4/10
tiresome cliched flashbacks through the lens of 40s MGM gloss
28 August 2018
I actually like Walter Pidgeon and Greer Garson in most of their films. I don't feel that the failure of this film lies in their acting, but the blame instead lies with whoever wrote the script and the director. Mrs. Parkington is a widow living in a big mansion and her adult children and grandchildren are visiting her on Christmas Eve, and we soon learn they are all leading disappointing unhappy lives. An author visits and leaves Mrs. Parkington a copy of a book he wrote about her "great American" family. This gives opportunity for the series of flashbacks.

So as a girl, Mrs. Parkington (Susie) meets Augustus Parkington in a Nevada mining town where he owns the mine. Pidgeon as Parkington is trying to do Rhett Butler with an English accent. Susie is doing a cross between Cinderella and Scarlett O'Hara, so she goes between having a Southern accent and an English one as the confused westerners look on.
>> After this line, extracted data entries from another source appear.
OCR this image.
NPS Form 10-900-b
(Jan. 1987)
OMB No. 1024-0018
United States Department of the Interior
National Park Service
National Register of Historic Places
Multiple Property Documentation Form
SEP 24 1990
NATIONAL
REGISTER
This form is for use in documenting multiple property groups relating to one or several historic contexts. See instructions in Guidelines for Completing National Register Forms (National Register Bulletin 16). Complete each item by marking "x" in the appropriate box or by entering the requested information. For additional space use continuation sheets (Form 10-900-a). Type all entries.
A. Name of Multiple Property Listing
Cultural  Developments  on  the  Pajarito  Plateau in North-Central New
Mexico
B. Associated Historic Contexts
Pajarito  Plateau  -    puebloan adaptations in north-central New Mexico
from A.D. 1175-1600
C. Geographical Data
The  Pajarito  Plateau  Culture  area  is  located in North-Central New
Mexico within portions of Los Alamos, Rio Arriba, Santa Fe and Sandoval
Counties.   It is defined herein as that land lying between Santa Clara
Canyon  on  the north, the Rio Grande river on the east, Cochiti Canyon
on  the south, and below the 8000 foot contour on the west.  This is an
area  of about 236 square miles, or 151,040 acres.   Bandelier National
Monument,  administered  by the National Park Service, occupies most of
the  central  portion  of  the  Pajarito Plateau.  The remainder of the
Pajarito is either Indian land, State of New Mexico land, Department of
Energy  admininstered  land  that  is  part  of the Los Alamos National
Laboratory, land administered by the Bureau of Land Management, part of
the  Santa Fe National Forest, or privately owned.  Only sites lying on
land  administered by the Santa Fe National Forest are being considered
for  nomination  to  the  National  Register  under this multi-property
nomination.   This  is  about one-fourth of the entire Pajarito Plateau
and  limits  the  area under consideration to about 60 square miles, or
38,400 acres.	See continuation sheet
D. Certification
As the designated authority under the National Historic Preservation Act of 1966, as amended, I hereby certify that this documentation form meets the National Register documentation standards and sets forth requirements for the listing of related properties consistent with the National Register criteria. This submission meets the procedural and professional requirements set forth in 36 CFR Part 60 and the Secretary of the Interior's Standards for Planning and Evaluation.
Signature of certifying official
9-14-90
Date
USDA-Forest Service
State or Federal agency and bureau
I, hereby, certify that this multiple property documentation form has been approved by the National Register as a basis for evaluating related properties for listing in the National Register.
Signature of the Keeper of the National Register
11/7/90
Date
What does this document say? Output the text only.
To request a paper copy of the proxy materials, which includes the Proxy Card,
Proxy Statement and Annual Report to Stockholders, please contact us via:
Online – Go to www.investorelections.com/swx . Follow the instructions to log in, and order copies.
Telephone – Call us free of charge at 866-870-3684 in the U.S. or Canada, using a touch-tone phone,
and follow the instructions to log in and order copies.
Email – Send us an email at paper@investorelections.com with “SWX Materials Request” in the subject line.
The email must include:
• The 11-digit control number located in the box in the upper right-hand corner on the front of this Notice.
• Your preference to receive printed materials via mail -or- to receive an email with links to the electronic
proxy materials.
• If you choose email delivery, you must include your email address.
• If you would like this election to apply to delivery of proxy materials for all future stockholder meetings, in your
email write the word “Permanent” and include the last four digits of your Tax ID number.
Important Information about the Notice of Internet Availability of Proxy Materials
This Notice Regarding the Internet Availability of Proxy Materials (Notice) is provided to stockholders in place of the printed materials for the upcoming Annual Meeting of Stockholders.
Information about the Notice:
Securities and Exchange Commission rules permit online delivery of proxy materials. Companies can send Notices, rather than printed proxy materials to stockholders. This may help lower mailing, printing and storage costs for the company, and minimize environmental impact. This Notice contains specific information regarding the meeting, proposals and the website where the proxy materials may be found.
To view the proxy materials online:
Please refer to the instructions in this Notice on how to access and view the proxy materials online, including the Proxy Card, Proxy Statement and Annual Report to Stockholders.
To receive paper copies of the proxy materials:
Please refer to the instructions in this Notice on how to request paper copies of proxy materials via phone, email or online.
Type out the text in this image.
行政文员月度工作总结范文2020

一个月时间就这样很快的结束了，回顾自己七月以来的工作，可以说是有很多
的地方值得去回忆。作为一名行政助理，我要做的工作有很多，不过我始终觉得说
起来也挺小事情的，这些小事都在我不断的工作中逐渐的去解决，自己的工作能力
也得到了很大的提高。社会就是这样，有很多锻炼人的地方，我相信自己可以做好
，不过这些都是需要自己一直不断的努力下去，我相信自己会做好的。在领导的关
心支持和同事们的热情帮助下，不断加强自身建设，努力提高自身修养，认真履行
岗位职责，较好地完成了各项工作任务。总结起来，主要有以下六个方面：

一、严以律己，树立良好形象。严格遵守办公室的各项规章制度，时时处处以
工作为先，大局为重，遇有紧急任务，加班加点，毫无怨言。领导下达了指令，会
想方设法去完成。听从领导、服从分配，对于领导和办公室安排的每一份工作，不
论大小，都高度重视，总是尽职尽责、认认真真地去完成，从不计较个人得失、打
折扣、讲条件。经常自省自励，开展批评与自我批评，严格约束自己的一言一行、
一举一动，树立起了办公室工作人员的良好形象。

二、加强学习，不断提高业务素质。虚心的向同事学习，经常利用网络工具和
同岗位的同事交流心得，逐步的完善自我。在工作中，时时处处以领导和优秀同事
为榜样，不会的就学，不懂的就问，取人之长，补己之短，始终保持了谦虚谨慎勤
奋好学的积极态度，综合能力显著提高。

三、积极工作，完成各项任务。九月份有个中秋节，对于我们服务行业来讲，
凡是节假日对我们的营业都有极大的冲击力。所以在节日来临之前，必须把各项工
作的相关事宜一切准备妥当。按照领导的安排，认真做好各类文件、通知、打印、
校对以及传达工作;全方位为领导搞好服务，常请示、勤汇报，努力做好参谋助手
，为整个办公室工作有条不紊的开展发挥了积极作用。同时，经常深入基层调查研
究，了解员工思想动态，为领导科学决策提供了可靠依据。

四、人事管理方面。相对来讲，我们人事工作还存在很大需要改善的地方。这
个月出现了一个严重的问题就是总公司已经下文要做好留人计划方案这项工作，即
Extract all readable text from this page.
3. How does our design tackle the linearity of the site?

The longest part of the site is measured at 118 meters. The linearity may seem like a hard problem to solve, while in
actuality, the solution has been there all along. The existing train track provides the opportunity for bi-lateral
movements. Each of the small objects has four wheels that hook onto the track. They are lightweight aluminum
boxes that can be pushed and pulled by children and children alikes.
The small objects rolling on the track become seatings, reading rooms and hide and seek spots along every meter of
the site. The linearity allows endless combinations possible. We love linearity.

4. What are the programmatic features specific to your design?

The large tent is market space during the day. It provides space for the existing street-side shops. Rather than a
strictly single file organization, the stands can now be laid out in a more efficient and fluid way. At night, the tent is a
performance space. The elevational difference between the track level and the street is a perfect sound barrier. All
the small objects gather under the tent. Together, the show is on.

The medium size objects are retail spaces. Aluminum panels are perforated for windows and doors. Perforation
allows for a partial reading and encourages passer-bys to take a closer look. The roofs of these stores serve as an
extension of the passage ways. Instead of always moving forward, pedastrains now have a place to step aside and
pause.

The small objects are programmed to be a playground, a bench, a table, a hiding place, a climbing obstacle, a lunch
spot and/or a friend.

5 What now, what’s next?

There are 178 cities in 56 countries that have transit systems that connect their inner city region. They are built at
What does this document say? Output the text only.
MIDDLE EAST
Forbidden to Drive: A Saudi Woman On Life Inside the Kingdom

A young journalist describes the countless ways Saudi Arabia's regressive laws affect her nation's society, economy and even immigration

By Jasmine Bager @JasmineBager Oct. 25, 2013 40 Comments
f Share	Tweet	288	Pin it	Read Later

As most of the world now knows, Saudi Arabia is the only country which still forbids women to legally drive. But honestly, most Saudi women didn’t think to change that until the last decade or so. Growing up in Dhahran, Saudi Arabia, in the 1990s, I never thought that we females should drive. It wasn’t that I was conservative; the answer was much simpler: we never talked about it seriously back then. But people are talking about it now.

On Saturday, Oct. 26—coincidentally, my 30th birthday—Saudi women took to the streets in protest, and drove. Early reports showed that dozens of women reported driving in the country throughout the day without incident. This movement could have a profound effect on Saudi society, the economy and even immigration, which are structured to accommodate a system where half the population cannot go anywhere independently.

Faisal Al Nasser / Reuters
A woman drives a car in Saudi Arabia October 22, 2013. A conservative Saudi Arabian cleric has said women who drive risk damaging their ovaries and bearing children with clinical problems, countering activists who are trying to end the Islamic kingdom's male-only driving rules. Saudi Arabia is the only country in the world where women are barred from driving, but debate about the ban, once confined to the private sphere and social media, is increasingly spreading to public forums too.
Later on, the mine explodes, killing Susie's mother, and Parkington asks Susie to marry him. Actually, I think all of that vibration is Irving Thalberg turning over in his grave, appalled at what Louis B. Mayer is turning out as product since his death. But I digress. Marry in haste, repent at leisure, and even in his leisure Augustus Parkington is a petty vindictive man who seems like a sexist even by 19th century standards. He's not the usual adorable socially clueless fellow that graceful Garson's character customarily falls in love with. And the clichés just go on from there.

A tip - Do not play a drinking game with this film where you take a shot every time you hear or see a tired movie cliché or you will be dead in twenty minutes. Watch something else. You have better things to do with your life. I give it four points for the art design, because MGM always did get that right, and also for Agnes Moorehead as Augustus Parkington's French aristocrat (????) mistress. He fires her as mistress after the wedding, then employs Moorehead's character as Henry Higgins to Garson's Eliza Doolittle of the Rockies. A novel way out of a sticky situation for Augustus and the only thing in the film that made me smile.